Arun was the only person who’d ever kissed her.
She laughed at herself. The fate of planets hung in the balance, of trillions of lives, and her mind was snagged on a boy who was long gone, the man he’d grown into a careworn and humorless shadow of the kid who had flirted with her.
Then she corrected herself. It wasn’t Arun she missed, but the girl he had kissed. If she lost Arun then she lost her last link to the naïve but happy girl she had been before she had ordered the destruction of the troopship Themistocles, and the death of nearly everyone she had ever known. Logic scoffed that this girl had also been lost long ago, but without Arun the death of her innocence would finally hit her with absolute finality. With him would die the hope that she could ever escape the role destiny had chained her to.

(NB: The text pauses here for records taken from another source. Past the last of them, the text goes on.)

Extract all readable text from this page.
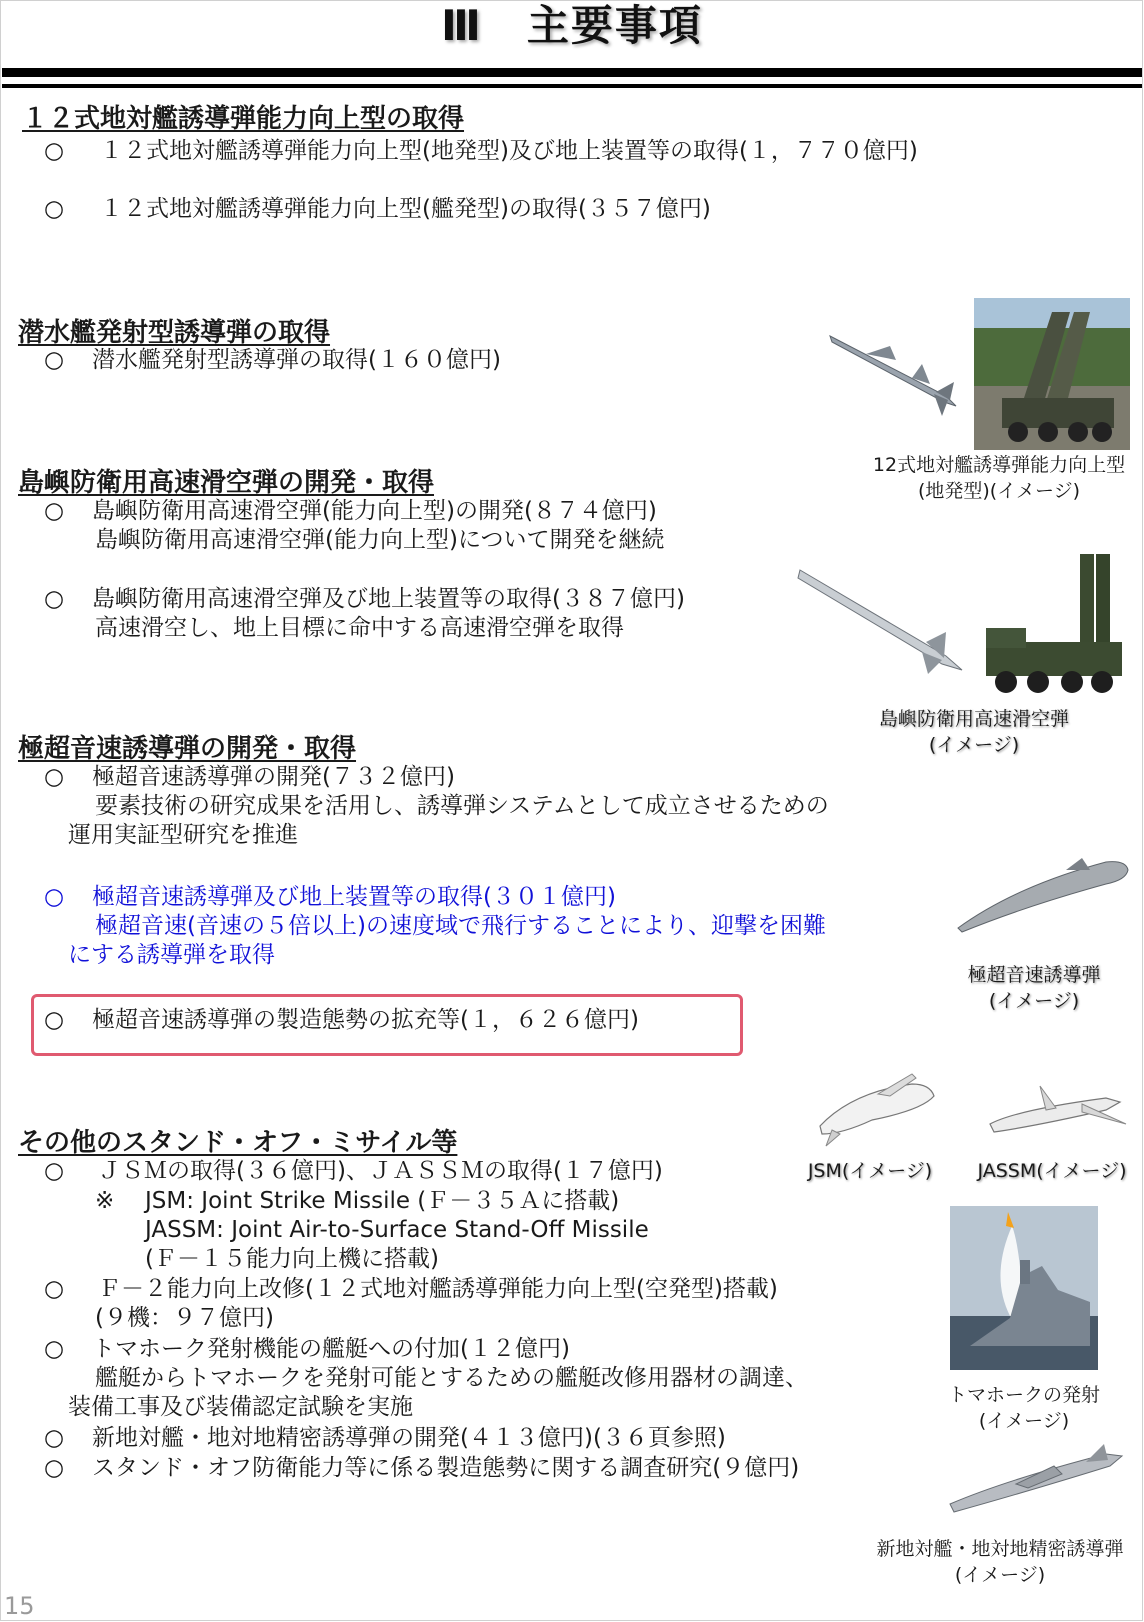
Ⅲ　主要事項
１２式地対艦誘導弾能力向上型の取得
○ １２式地対艦誘導弾能力向上型(地発型)及び地上装置等の取得(１，７７０億円)
○ １２式地対艦誘導弾能力向上型(艦発型)の取得(３５７億円)
潜水艦発射型誘導弾の取得
○ 潜水艦発射型誘導弾の取得(１６０億円)
島嶼防衛用高速滑空弾の開発・取得
○ 島嶼防衛用高速滑空弾(能力向上型)の開発(８７４億円)
島嶼防衛用高速滑空弾(能力向上型)について開発を継続
○ 島嶼防衛用高速滑空弾及び地上装置等の取得(３８７億円)
高速滑空し、地上目標に命中する高速滑空弾を取得
極超音速誘導弾の開発・取得
○ 極超音速誘導弾の開発(７３２億円)
要素技術の研究成果を活用し、誘導弾システムとして成立させるための
運用実証型研究を推進
○ 極超音速誘導弾及び地上装置等の取得(３０１億円)
極超音速(音速の５倍以上)の速度域で飛行することにより、迎撃を困難
にする誘導弾を取得
○ 極超音速誘導弾の製造態勢の拡充等(１，６２６億円)
その他のスタンド・オフ・ミサイル等
○ ＪＳＭの取得(３６億円)、ＪＡＳＳＭの取得(１７億円)
※ JSM: Joint Strike Missile (Ｆ－３５Ａに搭載)
JASSM: Joint Air-to-Surface Stand-Off Missile
(Ｆ－１５能力向上機に搭載)
○ Ｆ－２能力向上改修(１２式地対艦誘導弾能力向上型(空発型)搭載)
(９機：９７億円)
○ トマホーク発射機能の艦艇への付加(１２億円)
艦艇からトマホークを発射可能とするための艦艇改修用器材の調達、
装備工事及び装備認定試験を実施
○ 新地対艦・地対地精密誘導弾の開発(４１３億円)(３６頁参照)
○ スタンド・オフ防衛能力等に係る製造態勢に関する調査研究(９億円)
12式地対艦誘導弾能力向上型
(地発型)(イメージ)
島嶼防衛用高速滑空弾
(イメージ)
極超音速誘導弾
(イメージ)
JSM(イメージ)	JASSM(イメージ)
トマホークの発射
(イメージ)
新地対艦・地対地精密誘導弾
(イメージ)
15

She shrugged inwardly. Hope was for mortals.
Indiya eradicated all thoughts of Arun, archived the memories of the force of sexual attraction that had briefly pulled them together many years ago, and expunged all other distractions.
She was the combined fleet.
She was more than human, and less. She was a human-war machine hybrid dedicated to winning this war, and she knew the battle for Earth orbit was not yet over. Tawfiq was holding back, both sides feinting as they tried to exhaust their opponent and draw out their early punches. But Indiya also knew how to wait. In most battles there came a decision point, a change of momentum or morale when the battle hung in the balance.
Indiya waited for that moment. That was her hidden role.
And when she judged the moment was right, she would unleash her hidden reserves and crush the Hardit navy for good.
— Chapter 28 —
“The humans are inventive,” said Tawfiq. “I scent that McEwan is not as dead as I’d feared.”
“Magnificence?” queried General Ulmack, commander of near-Earth space, who was on a zero-lag connection to the Victory City bunker from her command post on Earth’s moon.
Tawfiq enjoyed her subordinate’s confusion. Whether it was better that McEwan die now or later, was not a concern for such underlings. “I always assumed the most likely outcome was for the Legion to overcome the first phase of our defenses and establish a bridgehead on Earth’s surface.”
“Yes, Magnificence. The plan accommodates this.”
“My plan accommodates luring them to the surface, but your plan, Ulmack, does not. Your task remains to defeat the enemy in space. If the Legion establishes itself in orbit, you know what you must do.”
“Yes, Magnificence. I shall surrender myself for public execution.”
“Let us hope for your sake that shan’t be necessary.”
“Indeed, Magnificence. The enemy has entered my trap and I am readying to spring it as we speak.”
“Very good. Don’t let me interfere, Ulmack.”
Ulmack didn’t know how to reply to that, so resorted to the one slogan that would never grow old. “One scent! One people! One leader! Ulmack out.”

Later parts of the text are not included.